Amanda Nadelberg’s poems in her new collection Bright Brave Phenomena (Coffee House Press) are jumping, funny, romantic, and frequently lyrical. She repeats words within a stanza, looping back to what you can later recognize as a theme, but which in the immediate reading is almost pure music:
Some things
will always look
like this. We had
a lovely time and
a deep chair. Ugly
speaks to Lovely
and somewhere
else people make
terrible histories.
Intolerable love.
The repetition of the word “love” there, in a section from the poem “Regardless Of Rivers, Aggression In The Driveway Is Unlovely,” captures the very obsessiveness of love itself.

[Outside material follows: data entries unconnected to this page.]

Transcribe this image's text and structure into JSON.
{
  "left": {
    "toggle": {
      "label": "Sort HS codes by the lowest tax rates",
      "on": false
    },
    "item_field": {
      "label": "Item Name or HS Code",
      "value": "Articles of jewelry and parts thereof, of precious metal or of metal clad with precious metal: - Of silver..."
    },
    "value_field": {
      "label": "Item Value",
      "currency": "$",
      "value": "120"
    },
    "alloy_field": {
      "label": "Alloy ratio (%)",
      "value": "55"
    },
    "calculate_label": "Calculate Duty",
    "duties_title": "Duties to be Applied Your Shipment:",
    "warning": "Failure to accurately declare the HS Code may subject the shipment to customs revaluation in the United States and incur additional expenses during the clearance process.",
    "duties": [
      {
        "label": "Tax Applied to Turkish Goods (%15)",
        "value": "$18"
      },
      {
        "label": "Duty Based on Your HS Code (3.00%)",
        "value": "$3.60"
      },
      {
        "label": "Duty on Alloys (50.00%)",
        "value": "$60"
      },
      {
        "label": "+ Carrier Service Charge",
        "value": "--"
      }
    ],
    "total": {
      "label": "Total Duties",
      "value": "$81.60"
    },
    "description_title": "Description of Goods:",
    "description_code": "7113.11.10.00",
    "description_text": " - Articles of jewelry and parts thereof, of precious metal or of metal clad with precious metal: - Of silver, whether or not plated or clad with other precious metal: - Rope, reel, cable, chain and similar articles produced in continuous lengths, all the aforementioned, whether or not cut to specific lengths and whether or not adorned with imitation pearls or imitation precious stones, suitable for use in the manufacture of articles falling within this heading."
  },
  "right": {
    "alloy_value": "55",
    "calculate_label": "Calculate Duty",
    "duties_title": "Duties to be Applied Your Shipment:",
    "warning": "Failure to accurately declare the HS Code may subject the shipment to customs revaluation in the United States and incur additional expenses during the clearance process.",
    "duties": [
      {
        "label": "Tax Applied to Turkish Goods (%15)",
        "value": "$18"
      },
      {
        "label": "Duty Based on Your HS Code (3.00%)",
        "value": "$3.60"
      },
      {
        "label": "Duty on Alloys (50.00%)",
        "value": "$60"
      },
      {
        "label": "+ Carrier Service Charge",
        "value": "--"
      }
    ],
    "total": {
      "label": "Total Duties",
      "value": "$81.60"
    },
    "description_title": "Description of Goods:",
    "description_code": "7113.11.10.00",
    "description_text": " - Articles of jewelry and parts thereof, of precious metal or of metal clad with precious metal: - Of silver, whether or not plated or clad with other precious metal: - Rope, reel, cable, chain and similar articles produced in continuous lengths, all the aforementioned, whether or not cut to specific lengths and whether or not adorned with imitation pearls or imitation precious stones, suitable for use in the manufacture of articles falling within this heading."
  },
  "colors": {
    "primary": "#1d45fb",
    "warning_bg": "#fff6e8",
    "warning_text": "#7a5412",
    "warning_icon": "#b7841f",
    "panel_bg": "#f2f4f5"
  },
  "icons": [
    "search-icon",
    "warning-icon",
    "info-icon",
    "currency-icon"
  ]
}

Nadelberg grabs hold of unlikely inspirations. “Powerage,” a lengthy poem dedicated to the band AC/DC, doesn’t try to mimic the aggressiveness or gleeful foolishness of AC/DC music, but you can feel that kind of music’s surge in the poet’s description of young, heedless lives:
The young and the innocent
learn to tolerate themselves.
cheap beer, pretty teeth.
A good dancer, the shiniest map
there was that night. We get
in and out of our cars like
flashlights. I race to the phone
when it rings. Sick of leaving
all you a—holes messages, I
throw my red flags down.
This right here is a place to lie down.
“We get/in and out of our cars like/flashlights” – what a wonderfully crammed, potent image. If it sounds to you, even from these brief excerpts, as though Nadelberg creates poetry that coheres from bits and pieces of everyday phrases, disparate subjects and objects, you’ve hit upon part of her method here. She’s said that many of the poems in Bright Brave Phenomena were constructed piecemeal, from a collection of sentences and “little lines and scraps” she tossed into a shoebox for a while, and then started using them to jump-start poems when it came time to compose. The result could have been Dadaist gibberish; but in this book, the method has yielded many gleaming, piercing poems that cut to the heart of doubt, confusion, and happiness.